Commissioner Kent Smoll said based on theory presented by Sowers, the pool shouldn't have opened at all.

"We have been fortunate to not have any cases from the pool," Smoll said. "I would rather see us put a limit on the number of people that attend and it's an area you can control.

"The right answer is we can't say you can't come, the right answer is you need to be responsible. Stanguard is there to enforce social distancing and encourage the social distancing and I guarantee that's going to be a lot safer place than the rodeo grounds with 2,000 people sitting in the stands."

Commissioners approved the temporary alcohol consumption at Long Branch Lagoon on Aug. 8, with attendance to the event at a controlled number of 100 participants.

Nuci, Delzeit and Smoll were “yes” votes on the Lagoon event taking place with alcohol and limited participants. Warshaw and Sowers were "no“ votes.

The event passed with a 3-2 vote.

Dodge City commissioners approved the issuance of general obligation bonds for the levy and collection of an annual tax for the purpose of paying the principal and interest on said bonds.

The amount of the bonds is approximately $4,225,000 to go toward the cost of asphalt street projects, such as 14th Avenue and McArtor Road improvements, Trail Street widening and improvements and design, refinancing of the temporary notes for the Wagon Wheel 2 infrastructure, and the YMCA improvements.

According to city officials, the bonds will be issued in a public sale with bids tabulated upon request.

According to city finance director Nicole May, the interest rates for the bonds will be 1.41%.

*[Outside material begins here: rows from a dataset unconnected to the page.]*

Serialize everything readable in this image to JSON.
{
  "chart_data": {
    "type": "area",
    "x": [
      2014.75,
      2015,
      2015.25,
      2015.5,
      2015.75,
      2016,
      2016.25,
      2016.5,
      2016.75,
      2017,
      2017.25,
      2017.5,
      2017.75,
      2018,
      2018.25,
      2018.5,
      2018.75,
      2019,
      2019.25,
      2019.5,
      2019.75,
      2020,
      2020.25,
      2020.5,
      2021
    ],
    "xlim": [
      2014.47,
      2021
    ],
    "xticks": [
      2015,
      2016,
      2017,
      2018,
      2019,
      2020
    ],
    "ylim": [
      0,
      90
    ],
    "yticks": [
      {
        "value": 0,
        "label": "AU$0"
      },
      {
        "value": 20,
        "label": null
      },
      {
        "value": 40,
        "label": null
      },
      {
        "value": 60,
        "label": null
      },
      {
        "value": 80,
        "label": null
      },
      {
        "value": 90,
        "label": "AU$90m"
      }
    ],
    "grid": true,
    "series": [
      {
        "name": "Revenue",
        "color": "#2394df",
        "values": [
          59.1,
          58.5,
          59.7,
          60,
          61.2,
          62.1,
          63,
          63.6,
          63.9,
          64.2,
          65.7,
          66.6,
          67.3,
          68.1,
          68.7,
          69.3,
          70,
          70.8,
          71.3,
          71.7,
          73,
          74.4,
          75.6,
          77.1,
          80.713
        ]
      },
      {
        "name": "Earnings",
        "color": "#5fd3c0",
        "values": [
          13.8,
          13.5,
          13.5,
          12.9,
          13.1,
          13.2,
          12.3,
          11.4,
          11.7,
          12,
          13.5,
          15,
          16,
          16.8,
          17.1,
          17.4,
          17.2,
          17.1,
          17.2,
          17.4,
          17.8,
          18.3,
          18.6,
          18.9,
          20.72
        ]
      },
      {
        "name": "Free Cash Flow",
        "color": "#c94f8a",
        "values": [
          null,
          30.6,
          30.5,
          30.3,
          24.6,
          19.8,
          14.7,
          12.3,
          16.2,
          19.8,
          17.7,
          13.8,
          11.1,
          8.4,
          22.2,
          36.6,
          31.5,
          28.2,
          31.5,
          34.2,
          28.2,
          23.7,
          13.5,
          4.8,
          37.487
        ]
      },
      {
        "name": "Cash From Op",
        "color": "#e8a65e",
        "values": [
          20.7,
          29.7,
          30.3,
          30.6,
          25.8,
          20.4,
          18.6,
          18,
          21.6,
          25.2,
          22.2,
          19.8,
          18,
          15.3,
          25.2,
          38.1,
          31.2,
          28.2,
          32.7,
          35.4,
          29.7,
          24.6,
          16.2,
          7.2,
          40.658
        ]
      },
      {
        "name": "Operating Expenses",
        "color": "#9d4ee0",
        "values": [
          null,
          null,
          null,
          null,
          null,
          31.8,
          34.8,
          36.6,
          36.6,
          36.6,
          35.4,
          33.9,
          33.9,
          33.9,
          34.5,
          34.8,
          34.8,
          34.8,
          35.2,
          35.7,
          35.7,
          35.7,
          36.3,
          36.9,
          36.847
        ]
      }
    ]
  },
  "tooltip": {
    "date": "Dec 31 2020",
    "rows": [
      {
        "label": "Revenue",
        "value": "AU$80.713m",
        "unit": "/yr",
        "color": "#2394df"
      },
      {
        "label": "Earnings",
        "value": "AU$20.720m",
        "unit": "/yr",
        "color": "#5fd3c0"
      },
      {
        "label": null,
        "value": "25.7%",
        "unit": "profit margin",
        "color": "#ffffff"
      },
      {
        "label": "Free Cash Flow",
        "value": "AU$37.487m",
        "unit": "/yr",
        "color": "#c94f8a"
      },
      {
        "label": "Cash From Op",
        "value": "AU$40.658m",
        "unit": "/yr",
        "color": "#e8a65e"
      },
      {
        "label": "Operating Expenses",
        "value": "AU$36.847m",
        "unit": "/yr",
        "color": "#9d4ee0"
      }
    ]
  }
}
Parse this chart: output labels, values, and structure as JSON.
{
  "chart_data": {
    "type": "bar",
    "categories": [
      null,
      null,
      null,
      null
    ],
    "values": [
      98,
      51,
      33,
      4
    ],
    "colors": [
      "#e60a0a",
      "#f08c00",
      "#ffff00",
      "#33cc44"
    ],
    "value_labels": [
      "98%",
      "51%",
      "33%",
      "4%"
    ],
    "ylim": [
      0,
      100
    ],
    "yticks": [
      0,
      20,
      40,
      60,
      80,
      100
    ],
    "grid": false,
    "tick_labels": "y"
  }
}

"That is the lowest I think I've ever seen a bid," city manager Nick Hernandez said.

According to May, the issuance of this debt is necessary to fund street improvement projects, fund the improvements at Hennessey Hall and YMCA, fund the infrastructure for Wagon Wheel III and fund the loan to Boot Hill Museum to finish the exhibits.

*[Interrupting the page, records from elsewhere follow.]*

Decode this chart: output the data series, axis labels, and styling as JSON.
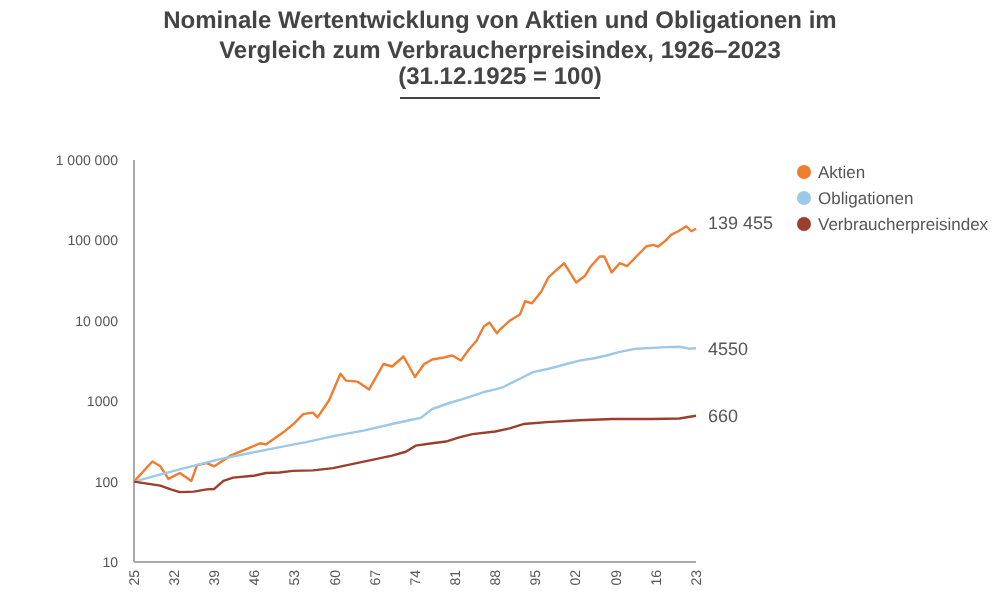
{
  "chart_data": {
    "type": "line",
    "title": "Nominale Wertentwicklung von Aktien und Obligationen im Vergleich zum Verbraucherpreisindex, 1926–2023",
    "subtitle": "(31.12.1925 = 100)",
    "log": true,
    "legend": "top right",
    "marker": "none",
    "line_style": "solid",
    "xlim": [
      1925,
      2023
    ],
    "xticks": [
      {
        "value": 1925,
        "label": "25"
      },
      {
        "value": 1932,
        "label": "32"
      },
      {
        "value": 1939,
        "label": "39"
      },
      {
        "value": 1946,
        "label": "46"
      },
      {
        "value": 1953,
        "label": "53"
      },
      {
        "value": 1960,
        "label": "60"
      },
      {
        "value": 1967,
        "label": "67"
      },
      {
        "value": 1974,
        "label": "74"
      },
      {
        "value": 1981,
        "label": "81"
      },
      {
        "value": 1988,
        "label": "88"
      },
      {
        "value": 1995,
        "label": "95"
      },
      {
        "value": 2002,
        "label": "02"
      },
      {
        "value": 2009,
        "label": "09"
      },
      {
        "value": 2016,
        "label": "16"
      },
      {
        "value": 2023,
        "label": "23"
      }
    ],
    "ylim": [
      10,
      1000000
    ],
    "yticks": [
      10,
      100,
      1000,
      {
        "value": 10000,
        "label": "10 000"
      },
      {
        "value": 100000,
        "label": "100 000"
      },
      {
        "value": 1000000,
        "label": "1 000 000"
      }
    ],
    "series": [
      {
        "name": "Aktien",
        "color": "#f07c2d",
        "x": [
          1925,
          1928.2,
          1929.6,
          1931,
          1933,
          1935,
          1936,
          1937.7,
          1939,
          1940.4,
          1941.8,
          1944.7,
          1947,
          1948,
          1951.4,
          1952.8,
          1954.5,
          1956.2,
          1957,
          1959,
          1961,
          1962,
          1964,
          1966,
          1968.5,
          1970,
          1972,
          1974,
          1975.6,
          1977,
          1979,
          1980.5,
          1982,
          1983.5,
          1984.7,
          1986,
          1987,
          1988.3,
          1989,
          1990.5,
          1992.3,
          1993.2,
          1994.4,
          1996,
          1997.3,
          1998.7,
          2000,
          2002.1,
          2003.6,
          2004.6,
          2006.2,
          2007,
          2008.3,
          2009.7,
          2011,
          2012.6,
          2014.3,
          2015.5,
          2016.4,
          2017.6,
          2018.7,
          2019.9,
          2021.3,
          2022.2,
          2023
        ],
        "values": [
          100,
          178,
          155,
          108,
          128,
          102,
          160,
          170,
          155,
          180,
          210,
          255,
          300,
          290,
          430,
          520,
          690,
          720,
          630,
          1020,
          2200,
          1800,
          1750,
          1400,
          2900,
          2700,
          3600,
          2000,
          2900,
          3300,
          3500,
          3700,
          3200,
          4500,
          5600,
          8500,
          9500,
          7000,
          8000,
          10000,
          12000,
          17500,
          16500,
          23000,
          35000,
          43000,
          52000,
          30000,
          36000,
          47000,
          63000,
          63000,
          40000,
          52000,
          48000,
          63000,
          84000,
          88000,
          84000,
          98000,
          118000,
          130000,
          150000,
          130000,
          139455
        ],
        "value_labels": [
          null,
          null,
          null,
          null,
          null,
          null,
          null,
          null,
          null,
          null,
          null,
          null,
          null,
          null,
          null,
          null,
          null,
          null,
          null,
          null,
          null,
          null,
          null,
          null,
          null,
          null,
          null,
          null,
          null,
          null,
          null,
          null,
          null,
          null,
          null,
          null,
          null,
          null,
          null,
          null,
          null,
          null,
          null,
          null,
          null,
          null,
          null,
          null,
          null,
          null,
          null,
          null,
          null,
          null,
          null,
          null,
          null,
          null,
          null,
          null,
          null,
          null,
          null,
          null,
          "139 455"
        ]
      },
      {
        "name": "Obligationen",
        "color": "#9dc8e8",
        "x": [
          1925,
          1930,
          1935,
          1940,
          1945,
          1950,
          1955,
          1960,
          1965,
          1970,
          1973,
          1975,
          1977,
          1980,
          1983,
          1986,
          1988,
          1989.4,
          1992.9,
          1994.6,
          1997.5,
          2000.4,
          2002.7,
          2005,
          2007.4,
          2009.7,
          2012.6,
          2015.5,
          2017.8,
          2020.1,
          2021.8,
          2023
        ],
        "values": [
          100,
          125,
          155,
          190,
          225,
          265,
          310,
          370,
          430,
          520,
          580,
          620,
          800,
          950,
          1100,
          1300,
          1400,
          1500,
          2000,
          2300,
          2550,
          2900,
          3200,
          3400,
          3700,
          4100,
          4500,
          4600,
          4700,
          4750,
          4500,
          4550
        ],
        "value_labels": [
          null,
          null,
          null,
          null,
          null,
          null,
          null,
          null,
          null,
          null,
          null,
          null,
          null,
          null,
          null,
          null,
          null,
          null,
          null,
          null,
          null,
          null,
          null,
          null,
          null,
          null,
          null,
          null,
          null,
          null,
          null,
          "4550"
        ]
      },
      {
        "name": "Verbraucherpreisindex",
        "color": "#9a3f2c",
        "x": [
          1925,
          1929.6,
          1931.4,
          1933,
          1935.4,
          1937.7,
          1939,
          1940.6,
          1942.3,
          1945.8,
          1948,
          1950.4,
          1952.7,
          1956.2,
          1959.7,
          1963,
          1966.5,
          1970,
          1972.4,
          1974.1,
          1977,
          1979.4,
          1981.7,
          1984,
          1988,
          1990.5,
          1992.9,
          1997,
          2002.7,
          2008.5,
          2015.5,
          2020.1,
          2023
        ],
        "values": [
          100,
          89,
          80,
          74,
          75,
          80,
          81,
          102,
          112,
          118,
          128,
          130,
          136,
          138,
          147,
          165,
          186,
          210,
          235,
          280,
          300,
          315,
          355,
          390,
          420,
          460,
          520,
          550,
          580,
          600,
          600,
          610,
          660
        ],
        "value_labels": [
          null,
          null,
          null,
          null,
          null,
          null,
          null,
          null,
          null,
          null,
          null,
          null,
          null,
          null,
          null,
          null,
          null,
          null,
          null,
          null,
          null,
          null,
          null,
          null,
          null,
          null,
          null,
          null,
          null,
          null,
          null,
          null,
          "660"
        ]
      }
    ]
  }
}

For the issuance of temporary notes for Hennessey Hall, YMCA, Wagon Wheel III and Boot Hill Museum, a resolution was approved in an amount not to exceed $1,250,000 for one series and an amount not to exceed $1,390,583 in another series of temporary notes.

Both resolutions were approved with a 5-0 vote.

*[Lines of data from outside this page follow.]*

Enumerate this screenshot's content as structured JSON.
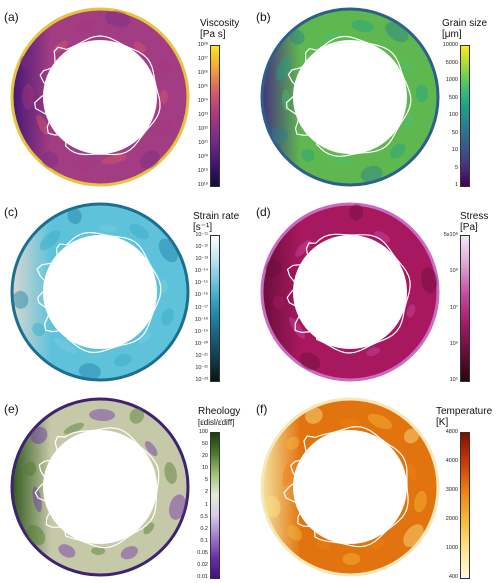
{
  "panels": [
    {
      "label": "(a)",
      "title_line1": "Viscosity",
      "title_line2": "[Pa s]",
      "ticks": [
        "10²⁸",
        "10²⁷",
        "10²⁶",
        "10²⁵",
        "10²⁴",
        "10²³",
        "10²²",
        "10²¹",
        "10²⁰",
        "10¹⁹",
        "10¹⁸"
      ],
      "colors": [
        "#f9e721",
        "#f3a03a",
        "#d6596a",
        "#a7367e",
        "#782c86",
        "#431875",
        "#120c3a"
      ],
      "ring_base": "#a33d83",
      "outer_rim": "#e8c340"
    },
    {
      "label": "(b)",
      "title_line1": "Grain size",
      "title_line2": "[μm]",
      "ticks": [
        "10000",
        "5000",
        "1000",
        "500",
        "100",
        "50",
        "10",
        "5",
        "1"
      ],
      "colors": [
        "#fde725",
        "#9fda3a",
        "#4ac16d",
        "#1fa187",
        "#277f8e",
        "#365c8d",
        "#46327e",
        "#440154"
      ],
      "ring_base": "#5fb84f",
      "outer_rim": "#2c5f8a"
    },
    {
      "label": "(c)",
      "title_line1": "Strain rate",
      "title_line2": "[s⁻¹]",
      "ticks": [
        "10⁻¹¹",
        "10⁻¹²",
        "10⁻¹³",
        "10⁻¹⁴",
        "10⁻¹⁵",
        "10⁻¹⁶",
        "10⁻¹⁷",
        "10⁻¹⁸",
        "10⁻¹⁹",
        "10⁻²⁰",
        "10⁻²¹",
        "10⁻²²",
        "10⁻²³"
      ],
      "colors": [
        "#ffffff",
        "#c6e8f1",
        "#7fcbe0",
        "#3aa9c8",
        "#1d7fa3",
        "#175a76",
        "#103a47",
        "#0a1510"
      ],
      "ring_base": "#5ec3da",
      "outer_rim": "#1c6f8f"
    },
    {
      "label": "(d)",
      "title_line1": "Stress",
      "title_line2": "[Pa]",
      "ticks": [
        "5x10⁸",
        "10⁸",
        "10⁷",
        "10⁶",
        "10⁵"
      ],
      "colors": [
        "#f5e8f5",
        "#dba4d6",
        "#c84aa3",
        "#a31a6a",
        "#6a0e3a",
        "#2a0410"
      ],
      "ring_base": "#a8185f",
      "outer_rim": "#c96bc1"
    },
    {
      "label": "(e)",
      "title_line1": "Rheology",
      "title_line2": "[ε̇disl/ε̇diff]",
      "ticks": [
        "100",
        "50",
        "20",
        "10",
        "5",
        "2",
        "1",
        "0.5",
        "0.2",
        "0.1",
        "0.05",
        "0.02",
        "0.01"
      ],
      "colors": [
        "#1f3b10",
        "#4e7a2b",
        "#a2c27a",
        "#e5ecd8",
        "#d8c9ea",
        "#a27cd0",
        "#6b2fa8",
        "#44117e"
      ],
      "ring_base": "#c6c9a8",
      "outer_rim": "#3f2370"
    },
    {
      "label": "(f)",
      "title_line1": "Temperature",
      "title_line2": "[K]",
      "ticks": [
        "4800",
        "4000",
        "3000",
        "2000",
        "1000",
        "400"
      ],
      "colors": [
        "#7e1000",
        "#c93a06",
        "#f07f12",
        "#f7b83c",
        "#fbe58a",
        "#fffbe3"
      ],
      "ring_base": "#e2740f",
      "outer_rim": "#f6e8b8"
    }
  ]
}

Commissioners also approved a five-year warranty with Pavers, Inc. to repair the pop-outs on reconstructed runway 14/32 at Dodge City Regional Airport.

According to public works superintendent Corey Keller, in the summer of 2019, the city noticed numerous pop-outs in the reconstruction.

"We determined that some additional warranty to cover the repairs of those pop-outs," Keller said.

According to Keller, a pop-out occurs when the surface piece of the concrete breaks free. Typically there is debris that can be sucked into plane engines and cause damage.

"Most of the pop-outs have already been repaired," Keller said. "We still are seeing pop-outs occur, but not at the level they had occurred at first."

Commissioners approved the warranty with a 5-0 vote.

An installation of four LED street lights in the Wagon Wheel III subdivision was also approved in the amount of $31,932.30.

According to city director of engineering Ray Slattery, the installation quote from Victory Electric will be part of the construction currently underway at the new sub-division that requires the street lights.

They will be installed at Anna Avenue at the two cul-de-sacs, at the southern bend of Anna Avenue and the Anna Avenue and Barbara Lane intersection.

Commissioners approved the street light installation with a 5-0 vote.

A plat for Industrial Park Tract 4 was also approved by commissioners that will allow zoning regulations and sub-divisions for the plat to be zoned I-2 heavy industrial.

Previously the zone was unplatted, according to city planning and zoning administrator Nathan Littrell.

"The Planning Commission met on July 14 and reviewed and voted to approve this plat," Littrell said. "It is also city staff recommendation to approve this plat."

The plat zoning was approved with a 5-0 vote.